Selon l’affidavit, tout aurait débuté le 25 avril 2017. Audrey Harelle soutient que sa fille s’est plainte de douleurs dans ses parties privées alors qu’elle lui donnait sa douche. Lorsqu’elle l’a pressée de questions, la petite fille devait répondre :

Papa m’a grattée.

Tout en montrant ses parties intimes. Le jour suivant, Audrey Harelle affirme qu’elle a voulu confronter Nad Sivaramen en présence de leur enfant. Cependant, la fillette était pétrifiée devant son père, et n’a pas répondu aux questions de sa mère, disant uniquement qu’elle voulait regarder un dessin animé. Après cette tournure des évènements, Audrey Harelle avance n’avoir pas jugé bon d’empêcher le droit de visite et d’hébergement à Nad Sivaramen.

Cependant, le 7 mars 2018, la mère a voulu vérifier les parties intimes de la fillette alors qu’elle changeait ses couches. L'enfant devait hurler :

Aie, j’ai mal !

Questionnée sur les douleurs, la fillette devait dire ceci :

Papa m’a touchée.

Selon l’affidavit, la petite aurait affirmé à sa mère qu’à au moins trois reprises, entre le 7 et le 9 mars 2018 :

Papa m’a touchée quand je dormais.

Et que le 9 mars 2018, lorsque sa mère lui donnait sa douche, elle s’est plainte de douleurs dans ses parties intimes une fois de plus.

Le 16 mars 2018, Audrey Harelle a sollicité une psychologue pour examiner la petite et savoir si les allégations étaient fondées. Le rapport de la psychologue devait se révéler accablant, selon ce qui est écrit dans l’affidavit. Il est soutenu qu’un enfant de 3 ans et demi ne peut pas inventer une telle histoire. Lors de la consultation, elle a confirmé que son père a touché ses parties intimes. Elle a aussi fait la différence entre la façon que son père la touchait et sa mère, lorsqu’elle lui donnait sa douche. La fillette devait dire que c’est quand elle était au lit que son père la touchait. Pour conclure, la psychologue soutient que la fillette a besoin d’une protection urgente de son père.

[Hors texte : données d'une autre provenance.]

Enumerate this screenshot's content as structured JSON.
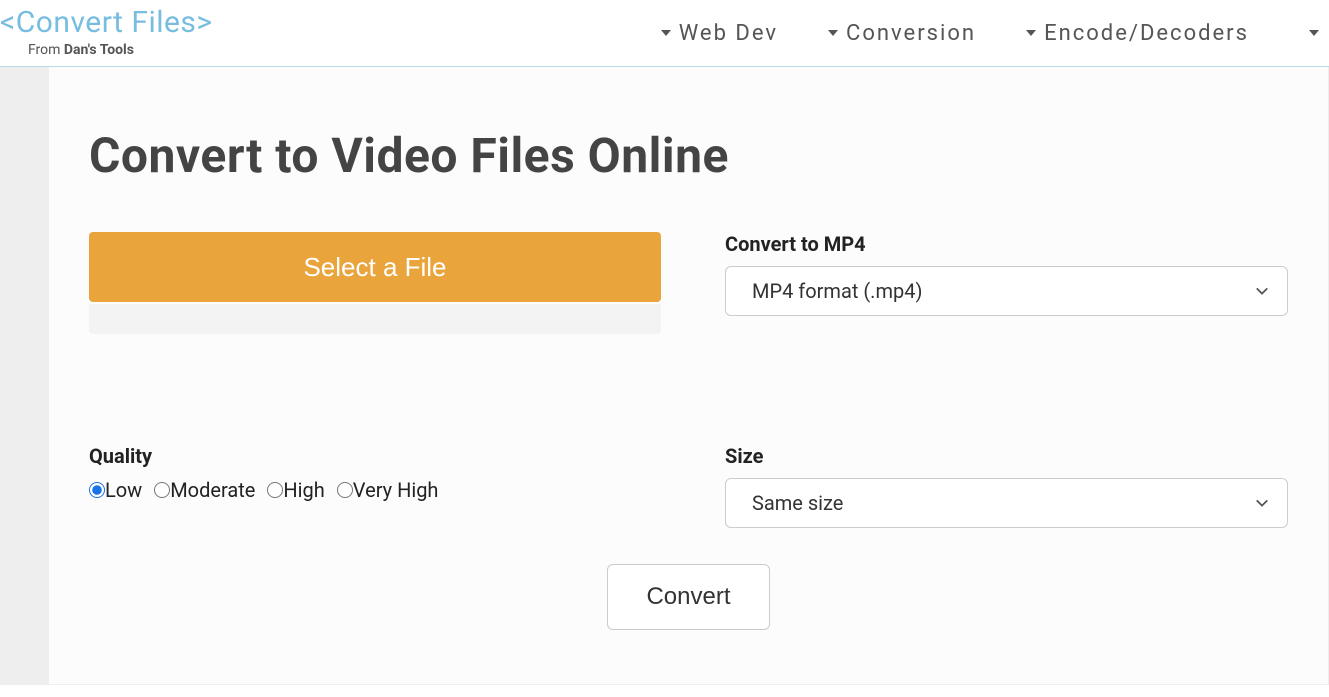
{
  "header": {
    "logo_text": "<Convert Files>",
    "logo_sub_from": "From ",
    "logo_sub_brand": "Dan's Tools",
    "nav": [
      {
        "label": "Web Dev"
      },
      {
        "label": "Conversion"
      },
      {
        "label": "Encode/Decoders"
      }
    ]
  },
  "main": {
    "title": "Convert to Video Files Online",
    "select_file_label": "Select a File",
    "format_label": "Convert to MP4",
    "format_value": "MP4 format (.mp4)",
    "quality_label": "Quality",
    "quality_options": [
      "Low",
      "Moderate",
      "High",
      "Very High"
    ],
    "quality_selected": "Low",
    "size_label": "Size",
    "size_value": "Same size",
    "convert_label": "Convert"
  }
}
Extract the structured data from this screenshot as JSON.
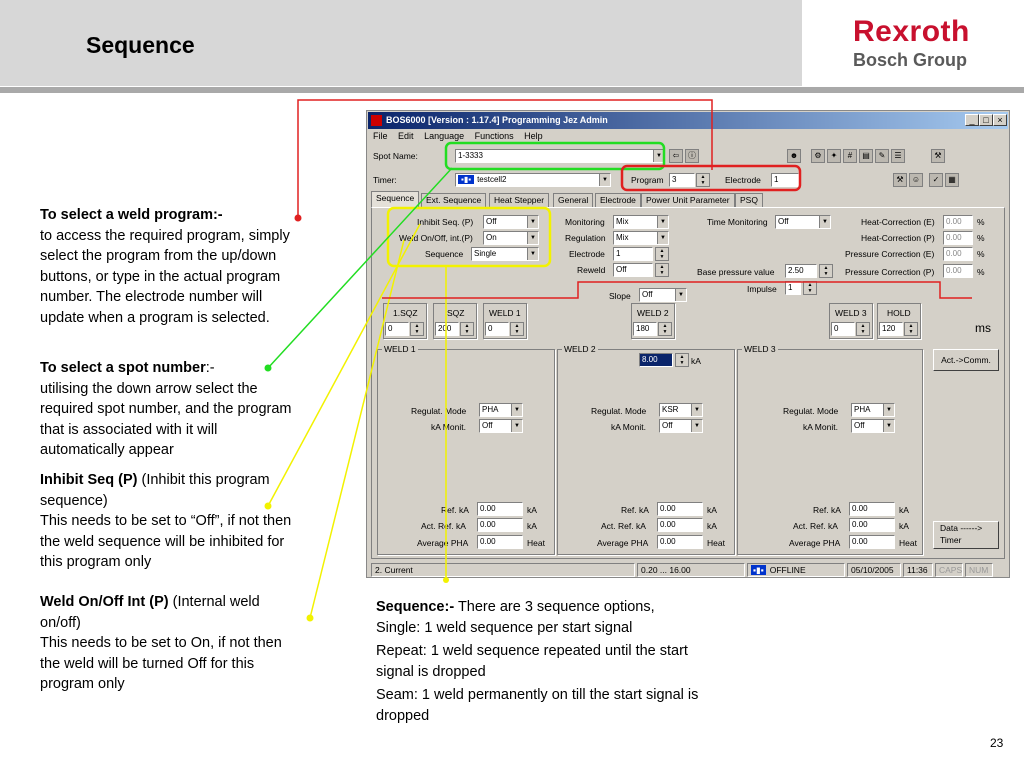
{
  "slide": {
    "title": "Sequence",
    "page_number": "23"
  },
  "logo": {
    "line1": "Rexroth",
    "line2": "Bosch Group",
    "color": "#c8102e"
  },
  "annotations": {
    "weld_program": {
      "heading": "To select a weld program:-",
      "body": "to access the required program, simply select the program from the up/down buttons, or type in the actual program number. The electrode number will update when a program is selected."
    },
    "spot_number": {
      "heading": "To select a spot number",
      "suffix": ":-",
      "body": "utilising the down arrow select the required spot number, and the program that is associated with it will automatically appear"
    },
    "inhibit": {
      "heading": "Inhibit Seq (P)",
      "suffix": " (Inhibit this program sequence)",
      "body": "This needs to be set to “Off”, if not then the weld sequence will be inhibited for this program only"
    },
    "weld_onoff": {
      "heading": "Weld On/Off Int (P)",
      "suffix": " (Internal weld on/off)",
      "body": "This needs to be set to On, if not then the weld will be turned Off for this program only"
    },
    "sequence": {
      "heading": "Sequence:-",
      "line1": " There are 3 sequence options,",
      "line2": "Single: 1 weld sequence per start signal",
      "line3": "Repeat: 1 weld sequence repeated until the start signal is dropped",
      "line4": "Seam: 1 weld permanently on till the start signal is dropped"
    }
  },
  "window": {
    "title": "BOS6000 [Version : 1.17.4] Programming Jez Admin",
    "menu": [
      "File",
      "Edit",
      "Language",
      "Functions",
      "Help"
    ],
    "spot_name_label": "Spot Name:",
    "spot_name_value": "1-3333",
    "timer_label": "Timer:",
    "timer_value": "testcell2",
    "program_label": "Program",
    "program_value": "3",
    "electrode_label": "Electrode",
    "electrode_value": "1",
    "tabs": [
      "Sequence",
      "Ext. Sequence",
      "Heat Stepper",
      "General",
      "Electrode",
      "Power Unit Parameter",
      "PSQ"
    ],
    "col1": {
      "inhibit_label": "Inhibit Seq. (P)",
      "inhibit_value": "Off",
      "weldonoff_label": "Weld On/Off, int.(P)",
      "weldonoff_value": "On",
      "sequence_label": "Sequence",
      "sequence_value": "Single"
    },
    "col2": {
      "monitoring_label": "Monitoring",
      "monitoring_value": "Mix",
      "regulation_label": "Regulation",
      "regulation_value": "Mix",
      "electrode_label": "Electrode",
      "electrode_value": "1",
      "reweld_label": "Reweld",
      "reweld_value": "Off"
    },
    "col3": {
      "time_mon_label": "Time Monitoring",
      "time_mon_value": "Off",
      "base_pressure_label": "Base pressure value",
      "base_pressure_value": "2.50",
      "impulse_label": "Impulse",
      "impulse_value": "1"
    },
    "col4": {
      "heat_e_label": "Heat-Correction (E)",
      "heat_e_value": "0.00",
      "heat_p_label": "Heat-Correction (P)",
      "heat_p_value": "0.00",
      "press_e_label": "Pressure Correction (E)",
      "press_e_value": "0.00",
      "press_p_label": "Pressure Correction (P)",
      "press_p_value": "0.00",
      "unit": "%"
    },
    "slope_label": "Slope",
    "slope_value": "Off",
    "times": {
      "sqz1_label": "1.SQZ",
      "sqz1_value": "0",
      "sqz_label": "SQZ",
      "sqz_value": "200",
      "weld1_label": "WELD 1",
      "weld1_value": "0",
      "weld2_label": "WELD 2",
      "weld2_value": "180",
      "weld3_label": "WELD 3",
      "weld3_value": "0",
      "hold_label": "HOLD",
      "hold_value": "120",
      "unit": "ms"
    },
    "weld1": {
      "title": "WELD 1",
      "regmode_label": "Regulat. Mode",
      "regmode_value": "PHA",
      "kamon_label": "kA Monit.",
      "kamon_value": "Off",
      "refka_label": "Ref. kA",
      "refka_value": "0.00",
      "actref_label": "Act. Ref. kA",
      "actref_value": "0.00",
      "avgpha_label": "Average PHA",
      "avgpha_value": "0.00",
      "ka": "kA",
      "heat": "Heat"
    },
    "weld2": {
      "title": "WELD 2",
      "current_value": "8.00",
      "current_unit": "kA",
      "regmode_label": "Regulat. Mode",
      "regmode_value": "KSR",
      "kamon_label": "kA Monit.",
      "kamon_value": "Off",
      "refka_label": "Ref. kA",
      "refka_value": "0.00",
      "actref_label": "Act. Ref. kA",
      "actref_value": "0.00",
      "avgpha_label": "Average PHA",
      "avgpha_value": "0.00",
      "ka": "kA",
      "heat": "Heat"
    },
    "weld3": {
      "title": "WELD 3",
      "regmode_label": "Regulat. Mode",
      "regmode_value": "PHA",
      "kamon_label": "kA Monit.",
      "kamon_value": "Off",
      "refka_label": "Ref. kA",
      "refka_value": "0.00",
      "actref_label": "Act. Ref. kA",
      "actref_value": "0.00",
      "avgpha_label": "Average PHA",
      "avgpha_value": "0.00",
      "ka": "kA",
      "heat": "Heat"
    },
    "act_comm_button": "Act.->Comm.",
    "data_timer_button": "Data ------> Timer",
    "status": {
      "current": "2. Current",
      "range": "0.20 ... 16.00",
      "offline": "OFFLINE",
      "date": "05/10/2005",
      "time": "11:36",
      "caps": "CAPS",
      "num": "NUM"
    }
  }
}
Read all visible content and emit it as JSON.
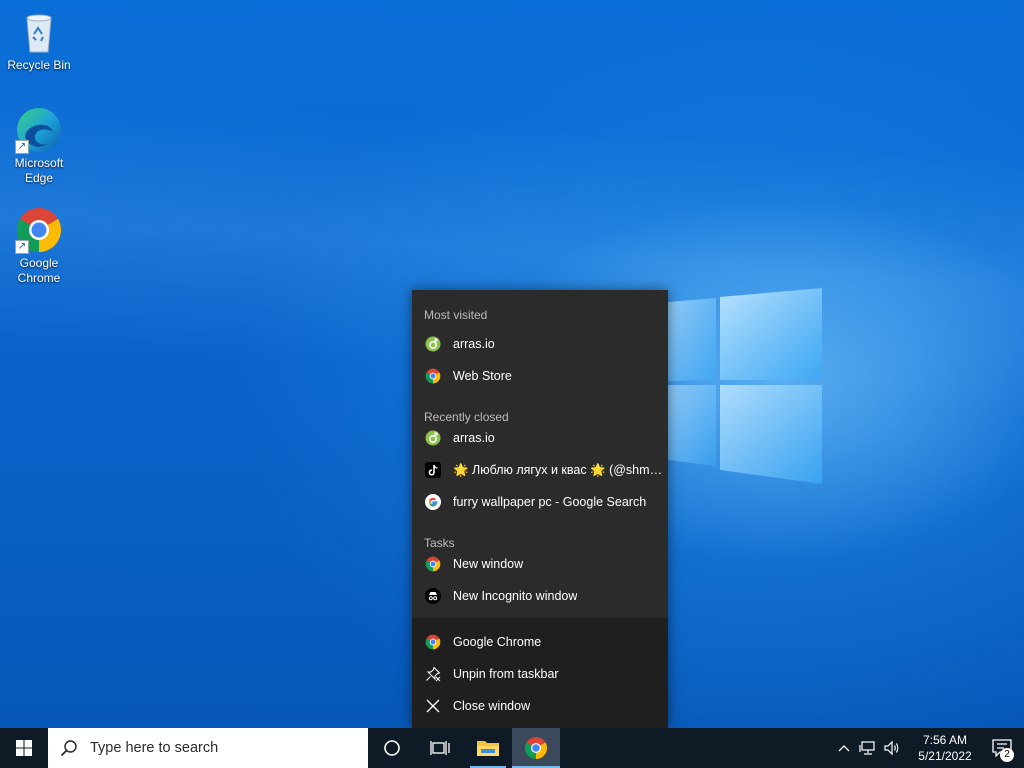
{
  "desktop": {
    "icons": [
      {
        "label": "Recycle Bin",
        "icon": "recycle-bin-icon"
      },
      {
        "label": "Microsoft Edge",
        "icon": "edge-icon"
      },
      {
        "label": "Google Chrome",
        "icon": "chrome-icon"
      }
    ]
  },
  "jumplist": {
    "most_visited_header": "Most visited",
    "most_visited": [
      {
        "label": "arras.io",
        "icon": "arras-favicon"
      },
      {
        "label": "Web Store",
        "icon": "chrome-icon"
      }
    ],
    "recently_closed_header": "Recently closed",
    "recently_closed": [
      {
        "label": "arras.io",
        "icon": "arras-favicon"
      },
      {
        "label": "🌟 Люблю лягух и квас 🌟 (@shmel_p...",
        "icon": "tiktok-icon"
      },
      {
        "label": "furry wallpaper pc - Google Search",
        "icon": "google-icon"
      }
    ],
    "tasks_header": "Tasks",
    "tasks": [
      {
        "label": "New window",
        "icon": "chrome-icon"
      },
      {
        "label": "New Incognito window",
        "icon": "incognito-icon"
      }
    ],
    "app_actions": [
      {
        "label": "Google Chrome",
        "icon": "chrome-icon"
      },
      {
        "label": "Unpin from taskbar",
        "icon": "unpin-icon"
      },
      {
        "label": "Close window",
        "icon": "close-icon"
      }
    ]
  },
  "taskbar": {
    "search_placeholder": "Type here to search",
    "clock_time": "7:56 AM",
    "clock_date": "5/21/2022",
    "notification_count": "2"
  },
  "colors": {
    "jumplist_bg": "#2b2b2b",
    "taskbar_bg": "#0f1a27",
    "accent": "#76b9ed"
  }
}
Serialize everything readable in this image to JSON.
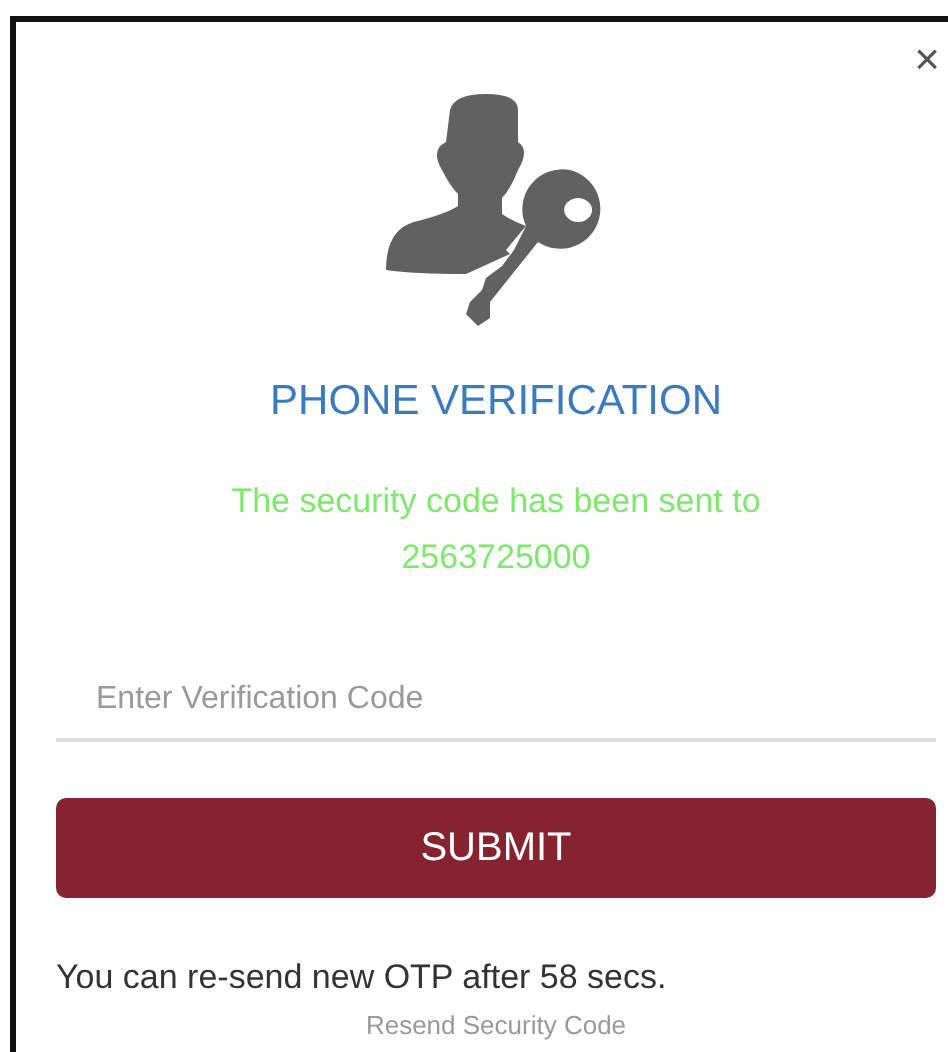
{
  "dialog": {
    "close": "×",
    "title": "PHONE VERIFICATION",
    "message": "The security code has been sent to 2563725000",
    "input": {
      "placeholder": "Enter Verification Code"
    },
    "submit": "SUBMIT",
    "timer_note": "You can re-send new OTP after 58 secs.",
    "resend_link": "Resend Security Code"
  }
}
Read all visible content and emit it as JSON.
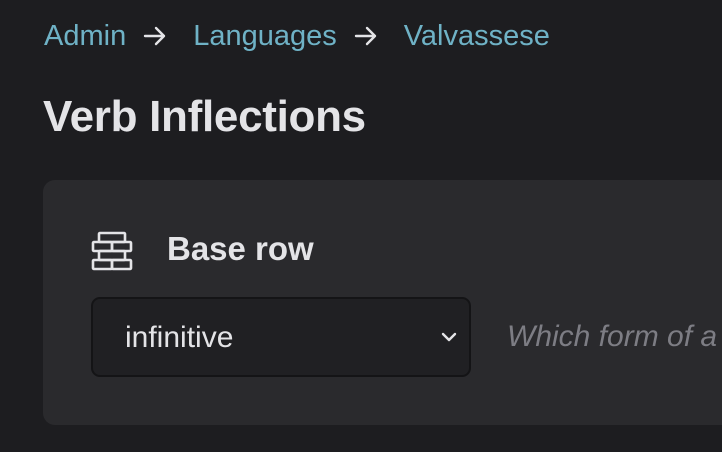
{
  "breadcrumb": {
    "items": [
      "Admin",
      "Languages",
      "Valvassese"
    ],
    "separator_icon": "arrow-right-icon"
  },
  "page": {
    "title": "Verb Inflections"
  },
  "base_row": {
    "icon": "brick-wall-icon",
    "label": "Base row",
    "selected_value": "infinitive",
    "help_text": "Which form of a"
  },
  "colors": {
    "background": "#1d1d20",
    "card": "#2a2a2d",
    "link": "#6fb2c6",
    "text": "#e4e4e7",
    "muted": "#7d7d84"
  }
}
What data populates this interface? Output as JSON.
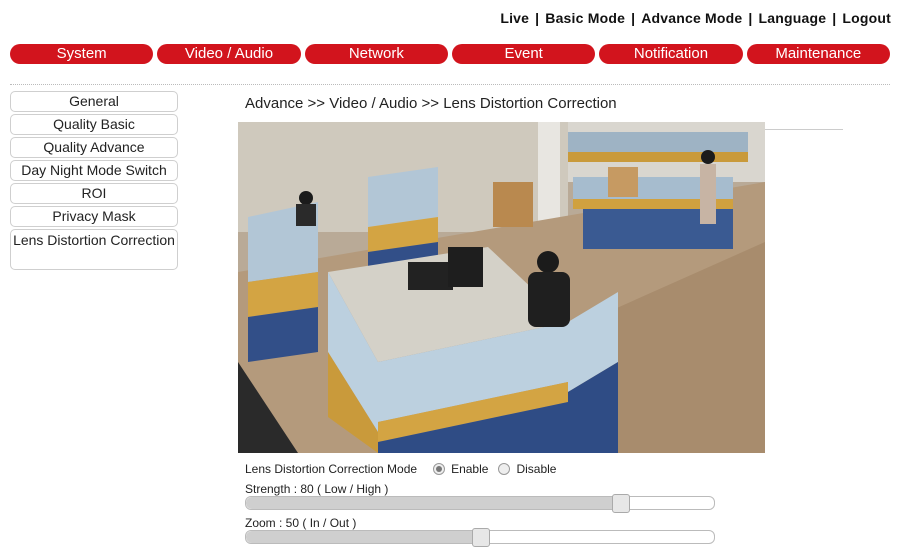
{
  "top_links": [
    "Live",
    "Basic Mode",
    "Advance Mode",
    "Language",
    "Logout"
  ],
  "top_separator": "|",
  "nav_tabs": [
    "System",
    "Video / Audio",
    "Network",
    "Event",
    "Notification",
    "Maintenance"
  ],
  "sidebar": [
    "General",
    "Quality Basic",
    "Quality Advance",
    "Day Night Mode Switch",
    "ROI",
    "Privacy Mask",
    "Lens Distortion Correction"
  ],
  "breadcrumb": "Advance >> Video / Audio >> Lens Distortion Correction",
  "ldc": {
    "mode_label": "Lens Distortion Correction Mode",
    "enable_label": "Enable",
    "disable_label": "Disable",
    "selected": "Enable",
    "strength_label": "Strength : 80 ( Low / High )",
    "strength_value": 80,
    "zoom_label": "Zoom : 50 ( In / Out )",
    "zoom_value": 50
  },
  "colors": {
    "nav_red": "#d2141d"
  }
}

Au vu des allégations et du rapport de la psychologue, Audrey Harelle demande dans l’affidavit à ce que Nad Sivaramen n’ait plus accès à sa fille dans l’intérêt de celle-ci. Elle soutient aussi que le père devrait suivre des traitements psychologiques. La mère avance également que les procédures légales peuvent prendre beaucoup de temps, et que de ce fait, vu la gravité des allégations et dans le but de protéger sa fille, cette affaire devrait être traitée en urgence par un juge en chambre de la Family Division. Elle a aussi effectué une requête pour que les auditions soient faites in camera.

Nous avons tenté de contacter Nad Sivaramen au téléphone, mais il est resté injoignable.

Rappelons que Nad Sivaramen a été invité, hier mardi 3 avril, à prendre un long congé avec effet immédiat par la direction de La Sentinelle.